I don’t think any of my emoji choices are controversial. AFAIK ens-normalize.js is the only normalization library which enforces correct emoji sequencing. I’m not aware of any exploits or spoofs beyond emoji that actually look similar.
I think my hyphen changes have the correct balance of reducing confusables but providing good UX to users.
I think _ and $ are great additions. I allowed all modern currency symbols. The correct Ethereum symbol is Greek Xi. The other triple-bar characters are confusable.
I disabled Braille, Sign Writing, Linear A, and Linear B scripts.
I disabled all Combining Characters, Box Drawings, Di/Tri/Tetra/Hex-Grams, Small Capitals, Turned Characters, Musical Symbols, and other esoteric characters.
I disabled many formatting characters like digraphs and ligatures.
I disabled nearly all punctuation and phonetic characters.
I heavily curated the allowed combining marks in Latin-like scripts. Not all exemplar recommendations are allowed. I used prior registrations and scripted dictionaries to decide the limit on the number of adjacent combining marks, however native users might have different opinions.
I disabled many obsolete, depreciated, and archaic characters.
For non-emoji symbols, my convention was always to choose the heavy variant if available, rather than have 5+ differently-weighted variants of the same symbol.
I merged upper- and lowercase confusables. For example, scripts with a Capital G-like character (with no lower-case equivalent) confuse with Latin g since Latin G is casefolded to g.
I’m aware there are multiple-character confusable but I’m not aware of a reasonably exhaustive list of known cases. For the ones I’m aware of, I don’t think the implementation complexity is worth it.
There are still unresolved confusables where I can’t decide which character is the preferred one. The default has been to allow them. You can seem many of them by browsing the Han group using my confusable explainer.
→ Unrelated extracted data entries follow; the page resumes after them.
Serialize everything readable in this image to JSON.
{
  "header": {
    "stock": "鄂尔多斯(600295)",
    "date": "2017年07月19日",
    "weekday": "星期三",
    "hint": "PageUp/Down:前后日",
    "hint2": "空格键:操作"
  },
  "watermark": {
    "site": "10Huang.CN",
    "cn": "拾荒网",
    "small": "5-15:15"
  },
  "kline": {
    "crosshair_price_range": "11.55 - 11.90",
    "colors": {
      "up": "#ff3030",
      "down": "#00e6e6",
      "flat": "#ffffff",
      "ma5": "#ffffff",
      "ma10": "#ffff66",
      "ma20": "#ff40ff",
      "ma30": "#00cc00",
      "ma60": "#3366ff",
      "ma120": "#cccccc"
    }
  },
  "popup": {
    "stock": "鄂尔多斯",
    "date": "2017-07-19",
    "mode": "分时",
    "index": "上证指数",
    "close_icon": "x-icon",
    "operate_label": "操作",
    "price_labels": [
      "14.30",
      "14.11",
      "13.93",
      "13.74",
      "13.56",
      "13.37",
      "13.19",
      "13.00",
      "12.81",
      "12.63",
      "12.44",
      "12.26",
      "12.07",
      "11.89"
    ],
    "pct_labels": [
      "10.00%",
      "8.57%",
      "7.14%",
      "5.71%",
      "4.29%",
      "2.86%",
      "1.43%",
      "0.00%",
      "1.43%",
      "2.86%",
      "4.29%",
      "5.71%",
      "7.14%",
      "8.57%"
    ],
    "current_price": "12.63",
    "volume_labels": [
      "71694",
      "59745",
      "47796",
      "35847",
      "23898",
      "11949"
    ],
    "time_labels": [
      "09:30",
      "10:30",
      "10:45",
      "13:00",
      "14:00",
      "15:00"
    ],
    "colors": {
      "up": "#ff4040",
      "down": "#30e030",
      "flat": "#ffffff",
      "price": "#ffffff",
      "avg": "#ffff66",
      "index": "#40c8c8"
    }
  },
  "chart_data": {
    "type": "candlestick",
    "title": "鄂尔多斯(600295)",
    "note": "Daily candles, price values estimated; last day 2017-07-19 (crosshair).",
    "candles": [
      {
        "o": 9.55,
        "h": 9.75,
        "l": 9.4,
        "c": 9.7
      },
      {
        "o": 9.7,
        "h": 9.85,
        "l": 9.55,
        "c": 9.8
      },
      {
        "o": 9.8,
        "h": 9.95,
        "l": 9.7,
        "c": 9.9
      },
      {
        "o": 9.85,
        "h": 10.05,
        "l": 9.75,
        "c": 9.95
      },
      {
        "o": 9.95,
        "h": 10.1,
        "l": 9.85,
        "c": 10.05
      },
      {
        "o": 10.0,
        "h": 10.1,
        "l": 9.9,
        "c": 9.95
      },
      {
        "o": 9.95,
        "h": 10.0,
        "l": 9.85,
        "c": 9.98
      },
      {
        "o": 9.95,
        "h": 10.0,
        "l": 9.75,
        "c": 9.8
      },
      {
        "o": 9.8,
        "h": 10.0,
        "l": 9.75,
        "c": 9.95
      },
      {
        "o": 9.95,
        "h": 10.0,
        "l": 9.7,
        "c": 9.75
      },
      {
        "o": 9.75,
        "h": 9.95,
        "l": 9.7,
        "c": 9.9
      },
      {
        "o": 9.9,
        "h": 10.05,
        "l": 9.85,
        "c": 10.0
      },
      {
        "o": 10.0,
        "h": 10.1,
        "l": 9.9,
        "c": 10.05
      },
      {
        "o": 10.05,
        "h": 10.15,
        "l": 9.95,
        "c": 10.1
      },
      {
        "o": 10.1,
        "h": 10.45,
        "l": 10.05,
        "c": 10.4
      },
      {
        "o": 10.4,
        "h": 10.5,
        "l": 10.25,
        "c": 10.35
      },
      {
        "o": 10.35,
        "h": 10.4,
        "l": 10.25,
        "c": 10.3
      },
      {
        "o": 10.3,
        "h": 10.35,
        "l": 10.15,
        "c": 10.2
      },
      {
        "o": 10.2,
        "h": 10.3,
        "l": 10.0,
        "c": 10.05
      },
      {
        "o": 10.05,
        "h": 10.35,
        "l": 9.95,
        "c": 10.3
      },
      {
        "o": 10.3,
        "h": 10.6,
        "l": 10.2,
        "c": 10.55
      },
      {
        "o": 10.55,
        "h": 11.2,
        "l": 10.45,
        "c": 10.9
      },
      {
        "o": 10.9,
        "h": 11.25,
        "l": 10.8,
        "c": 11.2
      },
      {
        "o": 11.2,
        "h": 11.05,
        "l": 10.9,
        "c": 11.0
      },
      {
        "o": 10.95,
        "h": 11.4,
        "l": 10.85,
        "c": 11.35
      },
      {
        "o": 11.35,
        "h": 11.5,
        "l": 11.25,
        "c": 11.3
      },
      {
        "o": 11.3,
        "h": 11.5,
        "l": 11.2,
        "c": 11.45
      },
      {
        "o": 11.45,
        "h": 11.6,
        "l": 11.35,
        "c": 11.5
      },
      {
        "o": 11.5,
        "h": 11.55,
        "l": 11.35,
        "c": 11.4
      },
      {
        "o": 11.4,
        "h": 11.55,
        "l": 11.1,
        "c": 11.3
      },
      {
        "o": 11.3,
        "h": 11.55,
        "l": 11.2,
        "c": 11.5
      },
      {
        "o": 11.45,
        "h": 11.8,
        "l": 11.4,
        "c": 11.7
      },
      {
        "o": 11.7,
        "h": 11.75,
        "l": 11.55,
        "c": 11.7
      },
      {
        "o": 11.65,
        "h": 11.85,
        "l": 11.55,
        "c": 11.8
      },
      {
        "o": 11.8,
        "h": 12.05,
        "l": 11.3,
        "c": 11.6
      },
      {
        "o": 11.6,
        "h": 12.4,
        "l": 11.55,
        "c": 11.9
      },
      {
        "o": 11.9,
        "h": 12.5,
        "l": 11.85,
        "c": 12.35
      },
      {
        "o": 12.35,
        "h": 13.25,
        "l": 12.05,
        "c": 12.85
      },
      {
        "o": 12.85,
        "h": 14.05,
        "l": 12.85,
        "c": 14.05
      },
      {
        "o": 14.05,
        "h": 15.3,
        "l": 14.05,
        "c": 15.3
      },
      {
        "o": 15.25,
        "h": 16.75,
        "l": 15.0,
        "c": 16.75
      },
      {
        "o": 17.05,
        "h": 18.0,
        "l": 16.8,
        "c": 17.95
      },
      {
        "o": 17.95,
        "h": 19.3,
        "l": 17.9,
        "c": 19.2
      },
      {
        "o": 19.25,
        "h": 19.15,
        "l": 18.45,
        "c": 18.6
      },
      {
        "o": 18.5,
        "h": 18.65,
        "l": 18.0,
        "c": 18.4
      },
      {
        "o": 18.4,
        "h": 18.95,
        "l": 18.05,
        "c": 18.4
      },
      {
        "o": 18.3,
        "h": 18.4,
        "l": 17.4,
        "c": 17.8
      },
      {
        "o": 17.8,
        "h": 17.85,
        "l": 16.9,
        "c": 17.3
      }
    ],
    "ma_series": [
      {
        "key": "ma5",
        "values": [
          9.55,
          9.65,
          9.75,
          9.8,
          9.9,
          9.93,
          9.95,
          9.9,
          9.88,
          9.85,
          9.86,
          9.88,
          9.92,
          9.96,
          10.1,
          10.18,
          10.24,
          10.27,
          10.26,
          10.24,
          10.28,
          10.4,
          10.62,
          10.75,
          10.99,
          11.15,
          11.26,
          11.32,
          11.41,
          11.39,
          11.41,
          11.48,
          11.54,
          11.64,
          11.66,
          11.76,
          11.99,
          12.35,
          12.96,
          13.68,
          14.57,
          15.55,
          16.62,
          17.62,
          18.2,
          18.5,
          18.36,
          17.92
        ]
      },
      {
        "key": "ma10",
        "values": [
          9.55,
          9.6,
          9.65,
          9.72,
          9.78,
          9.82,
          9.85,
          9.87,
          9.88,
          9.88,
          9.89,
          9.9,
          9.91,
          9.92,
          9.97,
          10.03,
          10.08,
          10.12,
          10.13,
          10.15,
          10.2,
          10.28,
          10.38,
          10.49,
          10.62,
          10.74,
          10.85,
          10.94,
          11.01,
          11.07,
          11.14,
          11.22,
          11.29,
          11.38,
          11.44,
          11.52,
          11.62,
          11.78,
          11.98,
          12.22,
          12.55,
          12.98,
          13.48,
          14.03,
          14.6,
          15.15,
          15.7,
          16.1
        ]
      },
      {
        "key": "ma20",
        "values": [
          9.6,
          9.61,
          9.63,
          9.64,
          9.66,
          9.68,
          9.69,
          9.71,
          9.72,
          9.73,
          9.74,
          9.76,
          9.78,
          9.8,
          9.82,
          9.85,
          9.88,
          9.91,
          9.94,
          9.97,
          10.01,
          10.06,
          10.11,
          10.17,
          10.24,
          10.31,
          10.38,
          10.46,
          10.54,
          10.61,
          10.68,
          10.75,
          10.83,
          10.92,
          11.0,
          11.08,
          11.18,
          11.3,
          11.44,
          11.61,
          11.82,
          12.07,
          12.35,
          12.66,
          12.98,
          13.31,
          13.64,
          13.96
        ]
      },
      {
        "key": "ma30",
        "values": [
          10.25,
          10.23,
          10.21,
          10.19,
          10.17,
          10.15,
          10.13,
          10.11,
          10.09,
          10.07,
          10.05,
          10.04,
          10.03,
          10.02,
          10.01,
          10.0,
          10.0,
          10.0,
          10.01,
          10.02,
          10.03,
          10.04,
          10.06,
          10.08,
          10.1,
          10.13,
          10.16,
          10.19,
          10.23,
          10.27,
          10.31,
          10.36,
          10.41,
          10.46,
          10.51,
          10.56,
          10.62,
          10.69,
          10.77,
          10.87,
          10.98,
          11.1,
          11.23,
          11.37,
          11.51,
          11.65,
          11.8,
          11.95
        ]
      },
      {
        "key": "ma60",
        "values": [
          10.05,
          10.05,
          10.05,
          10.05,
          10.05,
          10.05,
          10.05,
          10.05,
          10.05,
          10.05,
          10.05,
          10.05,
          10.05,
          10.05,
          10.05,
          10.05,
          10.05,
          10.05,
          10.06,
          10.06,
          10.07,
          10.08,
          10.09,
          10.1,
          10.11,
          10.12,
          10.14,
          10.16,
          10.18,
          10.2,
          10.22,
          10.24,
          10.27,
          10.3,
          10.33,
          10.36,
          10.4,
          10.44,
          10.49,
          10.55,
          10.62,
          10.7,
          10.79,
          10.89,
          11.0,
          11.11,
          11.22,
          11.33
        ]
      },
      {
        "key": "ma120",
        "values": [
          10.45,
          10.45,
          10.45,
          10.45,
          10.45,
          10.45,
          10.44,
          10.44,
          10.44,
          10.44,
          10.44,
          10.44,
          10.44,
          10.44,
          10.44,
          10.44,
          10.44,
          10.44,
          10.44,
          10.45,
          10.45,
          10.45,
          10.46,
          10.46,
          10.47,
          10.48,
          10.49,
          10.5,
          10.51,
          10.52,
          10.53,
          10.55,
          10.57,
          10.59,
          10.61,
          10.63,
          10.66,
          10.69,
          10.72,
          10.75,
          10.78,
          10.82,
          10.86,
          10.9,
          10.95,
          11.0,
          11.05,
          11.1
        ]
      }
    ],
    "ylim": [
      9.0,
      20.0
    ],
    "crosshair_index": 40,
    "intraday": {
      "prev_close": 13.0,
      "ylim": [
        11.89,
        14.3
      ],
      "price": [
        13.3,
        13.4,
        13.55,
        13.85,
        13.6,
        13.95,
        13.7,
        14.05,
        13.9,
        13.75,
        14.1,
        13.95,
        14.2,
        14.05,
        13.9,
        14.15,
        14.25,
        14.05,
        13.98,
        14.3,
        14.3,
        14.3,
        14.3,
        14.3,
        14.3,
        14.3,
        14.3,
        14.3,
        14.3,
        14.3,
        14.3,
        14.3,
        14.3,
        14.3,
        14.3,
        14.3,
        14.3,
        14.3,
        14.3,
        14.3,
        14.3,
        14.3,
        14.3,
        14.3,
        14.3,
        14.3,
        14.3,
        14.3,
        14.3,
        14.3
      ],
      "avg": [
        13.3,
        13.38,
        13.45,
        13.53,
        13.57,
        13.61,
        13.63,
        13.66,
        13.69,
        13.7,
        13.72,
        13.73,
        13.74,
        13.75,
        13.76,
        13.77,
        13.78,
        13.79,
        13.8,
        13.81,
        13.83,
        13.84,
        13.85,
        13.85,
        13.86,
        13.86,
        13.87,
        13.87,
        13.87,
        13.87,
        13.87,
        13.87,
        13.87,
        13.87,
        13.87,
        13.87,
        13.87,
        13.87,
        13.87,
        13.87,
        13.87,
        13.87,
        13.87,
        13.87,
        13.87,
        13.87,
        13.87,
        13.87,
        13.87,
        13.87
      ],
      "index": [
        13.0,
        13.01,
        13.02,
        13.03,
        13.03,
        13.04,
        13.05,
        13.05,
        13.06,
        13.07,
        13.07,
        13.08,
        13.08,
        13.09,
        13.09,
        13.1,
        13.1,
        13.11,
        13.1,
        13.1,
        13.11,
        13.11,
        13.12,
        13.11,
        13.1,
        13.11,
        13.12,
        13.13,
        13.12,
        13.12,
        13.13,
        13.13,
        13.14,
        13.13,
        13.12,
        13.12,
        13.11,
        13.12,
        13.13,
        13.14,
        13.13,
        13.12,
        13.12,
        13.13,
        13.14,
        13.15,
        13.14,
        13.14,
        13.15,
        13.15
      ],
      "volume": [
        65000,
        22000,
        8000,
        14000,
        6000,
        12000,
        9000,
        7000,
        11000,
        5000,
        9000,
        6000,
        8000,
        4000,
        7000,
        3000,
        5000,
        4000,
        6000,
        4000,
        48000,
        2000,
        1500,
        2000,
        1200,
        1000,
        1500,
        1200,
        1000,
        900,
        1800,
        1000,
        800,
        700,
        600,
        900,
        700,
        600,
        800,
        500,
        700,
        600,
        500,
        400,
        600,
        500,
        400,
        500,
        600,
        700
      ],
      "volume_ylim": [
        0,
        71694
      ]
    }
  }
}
There are features that ended up being dead code because they aren’t needed (but might be needed in the future.) Instead of including that code, it is commented out and there are checks during the derive process which fail if the code is required. For example, after all of the combining mark + confusable logic is applied, there aren’t any whitelisted multi-character combining mark sequences that don’t collapse (NFC) into a single character.
ADDED Non-IDNA Mappings — discussed above.. I think my solution is more consistent but I think disallowing these characters is also valid.

Nearly all of the decisions above can be found in /derive/rules/ and all of the necessary data for implementation can be found in /derive/output. There also is a text log of the derive process which annotates all of the changes relative to IDNA.

Resolver demo and npm package are using the latest code.